Visually, Overdose is basically on par with the original game and Battle Out of Hell and I do like the aesthetics of some of the new weapons. The environmental variety is what really stands out to me when it comes to the presentation. Each level looks and feels unique. Most weapons have good audiovisual feedback and that coupled with the satisfying gore effects make for some satisfying and rewarding gunplay. The soundtrack is a mixed bag. Most of the awesome metal tunes from the original Painkiller are absent in favor of songs that fit each level’s theme. I don’t hate the soundtrack. I actually enjoy many of the tunes but I do prefer the metal riffs. One complaint I have with the audio lies with the Air Combat level. It often sounds like the background noises are too loud and peaking or are not mixed properly and frequently cut out for a second or two.

On the technical side, I did run into some issues. The game crashed on me numerous times and I encountered several of them in the Loony Park level. One day I attempted to load up a previous save and two of them crashed my game. One was a quicksave and the other was an auto-save, both from the same level. Other than that, I got stuck in the environment a couple of times forcing me to load a previous save and the frame rate would stutter here and there. The game’s PCGamingWiki page indicates the load time speed is tied to your frame rate and enabling vsync will result in long load times. I actually tested this by forcing vsync through the Nvidia Control Panel and this did indeed result in painfully long load times.
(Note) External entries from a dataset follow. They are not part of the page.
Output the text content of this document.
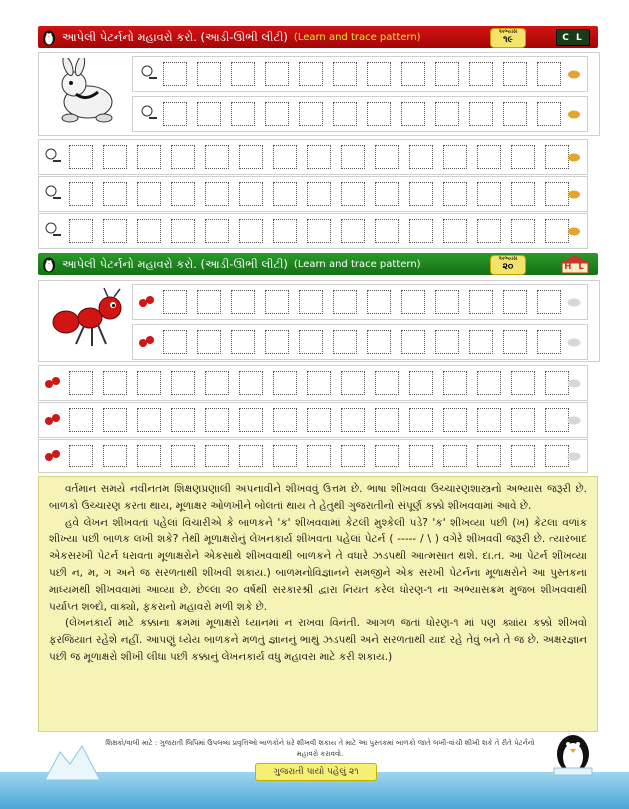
આપેલી પેટર્નનો મહાવરો કરો. (આડી-ઊભી લીટી) (Learn and trace pattern)	અભ્યાસ
૧૯	C L
આપેલી પેટર્નનો મહાવરો કરો. (આડી-ઊભી લીટી) (Learn and trace pattern)	અભ્યાસ
૨૦	H L

વર્તમાન સમયે નવીનતમ શિક્ષણપ્રણાલી અપનાવીને શીખવવું ઉત્તમ છે. ભાષા શીખવવા ઉચ્ચારણશાસ્ત્રનો અભ્યાસ જરૂરી છે. બાળકો ઉચ્ચારણ કરતા થાય, મૂળાક્ષર ઓળખીને બોલતાં થાય તે હેતુથી ગુજરાતીનો સંપૂર્ણ કક્કો શીખવવામાં આવે છે.

હવે લેખન શીખવતાં પહેલાં વિચારીએ કે બાળકને 'ક' શીખવવામાં કેટલી મુશ્કેલી પડે? 'ક' શીખવ્યા પછી (ખ) કેટલા વળાંક શીખ્યા પછી બાળક લખી શકે? તેથી મૂળાક્ષરોનું લેખનકાર્ય શીખવતા પહેલાં પેટર્ન ( ----- / \ ) વગેરે શીખવવી જરૂરી છે. ત્યારબાદ એકસરખી પેટર્ન ધરાવતા મૂળાક્ષરોને એકસાથે શીખવવાથી બાળકને તે વધારે ઝડપથી આત્મસાત થશે. દા.ત. આ પેટર્ન શીખવ્યા પછી ન, મ, ગ અને જ સરળતાથી શીખવી શકાય.) બાળમનોવિજ્ઞાનને સમજીને એક સરખી પેટર્નના મૂળાક્ષરોને આ પુસ્તકના માધ્યમથી શીખવવામાં આવ્યા છે. છેલ્લા ૨૦ વર્ષથી સરકારશ્રી દ્વારા નિયત કરેલ ધોરણ-૧ ના અભ્યાસક્રમ મુજબ શીખવવાથી પર્યાપ્ત શબ્દો, વાક્યો, ફકરાનો મહાવરો મળી શકે છે.

(લેખનકાર્ય માટે કક્કાના ક્રમમાં મૂળાક્ષરો ધ્યાનમાં ન રાખવા વિનંતી. આગળ જતાં ધોરણ-૧ માં પણ ક્યાંય કક્કો શીખવો ફરજિયાત રહેશે નહીં. આપણું ધ્યેય બાળકને મળતું જ્ઞાનનું ભાથું ઝડપથી અને સરળતાથી યાદ રહે તેવું બને તે જ છે. અક્ષરજ્ઞાન પછી જ મૂળાક્ષરો શીખી લીધા પછી કક્કાનું લેખનકાર્ય વધુ મહાવરા માટે કરી શકાય.)

શિક્ષકો/વાલી માટે : ગુજરાતી લિપિમાં ઉપલબ્ધ પ્રવૃત્તિઓ બાળકોને ઘરે શીખવી શકાય તે માટે આ પુસ્તકમાં બાળકો જાતે લખી-વાંચી શીખી શકે તે રીતે પેટર્નનો મહાવરો કરાવવો.
ગુજરાતી પાયો પહેલું ૨૧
In the end, I enjoyed my time with Overdose. I won’t say it’s amazing but it does deliver the goods. It’s what you would expect from Painkiller. I love the level and enemy varieties and the more wacky elements. You’ll get attacked by giant scorpions in one level and by Hen Houses unleashing exploding Hens in another. I really like the tonal shifts in this expansion as if the developers had all these different ideas and instead of scrapping some to keep a consistent tone or atmosphere, they said “fuck it, let’s just throw it all in”. As a result, I found a quite a bit of humor in this experience. But on a gameplay level, there’s not much to say because it’s just more of the same. I like most of the new weapons and love the new variety of foes, even though I think some of them are just annoying.

Ultimately, I would recommend Painkiller: Overdose to fans of the original game. I think the original game and Black Edition are better but I would say this expansion is definitely worth a shot. That said, if you don’t like this style of shooter or the original, you won’t like this. It’s that simple. It’s a lot of running and gunning. It could use more polish in some areas but, overall, Overdose is a solid experience. Definitely check it out.